First, it is important to identify the phases of a successful APT.  In order to successfully attack a system without being detected, a series of out of the radar sophisticated techniques must be used.

First Step - Advanced (Infection)

Attack is conducted by sending the RAT's Trojan (server file) by tricking the user to run it.


Methods can be used as attachments, visiting a website which a vulnerability was taken advantaged of the malicious user which can download the Trojan of the RAT.  An indirect and less suspecious method is being used by simply throwing a USB drive with the RAT's Trojan software to the target's backyard, car, or personal item such as his coat, or pant's pocket.  If he plugs it in thinking he luckily found a USB he can use, the malicious user can craft an autoexecutable which executes the RAT's Trojan software in the background.  He can put random school documents or home-made pictures (not his own) to make it less suspecious.  A more advanced alternative is if the malicious user crafted a malicious software which downloads the server file (RAT's Trojan) when innactivity is detected on the target's machine, so he doesn't notice system's performace or hints when the connection, download and auto-execution is taking place.

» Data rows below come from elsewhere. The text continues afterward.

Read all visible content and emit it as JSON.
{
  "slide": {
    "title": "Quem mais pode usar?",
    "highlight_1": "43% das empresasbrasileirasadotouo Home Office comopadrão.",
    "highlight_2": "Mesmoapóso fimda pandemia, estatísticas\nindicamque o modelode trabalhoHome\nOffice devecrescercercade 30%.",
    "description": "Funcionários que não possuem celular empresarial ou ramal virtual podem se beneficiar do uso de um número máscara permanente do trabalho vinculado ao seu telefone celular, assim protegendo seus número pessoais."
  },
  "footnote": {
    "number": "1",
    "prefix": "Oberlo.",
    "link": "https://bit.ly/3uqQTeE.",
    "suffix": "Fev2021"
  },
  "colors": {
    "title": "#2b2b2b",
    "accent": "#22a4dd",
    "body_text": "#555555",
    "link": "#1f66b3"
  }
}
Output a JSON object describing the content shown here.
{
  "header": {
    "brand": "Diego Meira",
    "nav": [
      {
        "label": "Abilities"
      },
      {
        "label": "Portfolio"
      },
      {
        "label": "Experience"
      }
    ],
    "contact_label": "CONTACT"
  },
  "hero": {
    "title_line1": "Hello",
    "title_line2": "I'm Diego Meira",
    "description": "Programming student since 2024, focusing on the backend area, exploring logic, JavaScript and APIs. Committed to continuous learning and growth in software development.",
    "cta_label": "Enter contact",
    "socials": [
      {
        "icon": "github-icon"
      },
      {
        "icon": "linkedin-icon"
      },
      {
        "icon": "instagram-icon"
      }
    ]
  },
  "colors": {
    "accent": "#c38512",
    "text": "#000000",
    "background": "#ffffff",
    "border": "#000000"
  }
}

The attacker, once the victim is infected, can manages the victim's PC through the Remote Administration Tool (the RAT).
 
When the victim is infected, it simply notifies the malicious user who is running the RAT on his end.  Then, the malicious user can conduct a series of activities:

  -Keylogging (logs every single keystroke)
  -Uploads and downloads system's files
  -Unrestricted remote shell login
  -Uses proxy services to hide attacker's identity (through HTTP/SOCKS)
  -Kills, lists and starts system processes
  -Spies on victim's webcam
  -Screen Captures
  -Full administrative access to files and system's registry
  -Used to send SPAM from the victim's machine
  -Logs-off, restarts and shutdowns the victim's computer
  -Update the RAT's server (trojan) on the victim's machine
  -Uninstallation of RAT itself

Second Step - Persistent (Methods)

The persistent phase comes when the attacker conducts such stealthy activities, such as:

  -Updating the server file on the victim's machine so it doesn't get detected by anti-malwar
  -Inject the server file to a specific system process. i.e: winlogon.exe, iexplorer.exe or rundll32.exe.
  -The server file's shortcut image can be changed as well as the name of the file to avoid detection.
  -Auto-runs and connects to attacker if the server's injected service is killed

Third Step - (Exfiltration) Threats

This serious threat can be used to make nefarious exfiltration of mass data such as:

  -Network footprinting
  -Assets enumeration
  -Usernames and Passwords
  -Administrative domain account creation for further access
  -Plant backdoors for evasion
  -Secret data and company secrets' leak
  -Data and infrastructure corruption
  -Compromise other hosts
  -Privilege Escalation
  -Encrypt critical files and demand ramson to decrypt it
  -Etc,Etc,Etc

Final Thoughts

As we are going through a war phase, a lot of attacks are being made with digital weapons.  More instrusive controls such as better digital IDS/IPS signatures, more skilled people, Firewall rules and Anti-virus behavioral scans as well as signatures (come on, they do help a little) are getting behind exponentially with the emerge of more sophisticated APT malware.  With the evolution of cognitive systems, soon we won't have to enlist to fight wars because machines will be able to fight them for us.  The hacking techniques now being used as almost automatic and will soon be cognitive and conducted with the help of a more accurate AI (artificial intelligence).  In this information age, not only critical infrastructure but also the whole society's information is the target and at risk minute by minute.  That is why we need to be our own Firewall and not only be diligent about our activities and actions (they do cause an effect), but also about how we determine our future.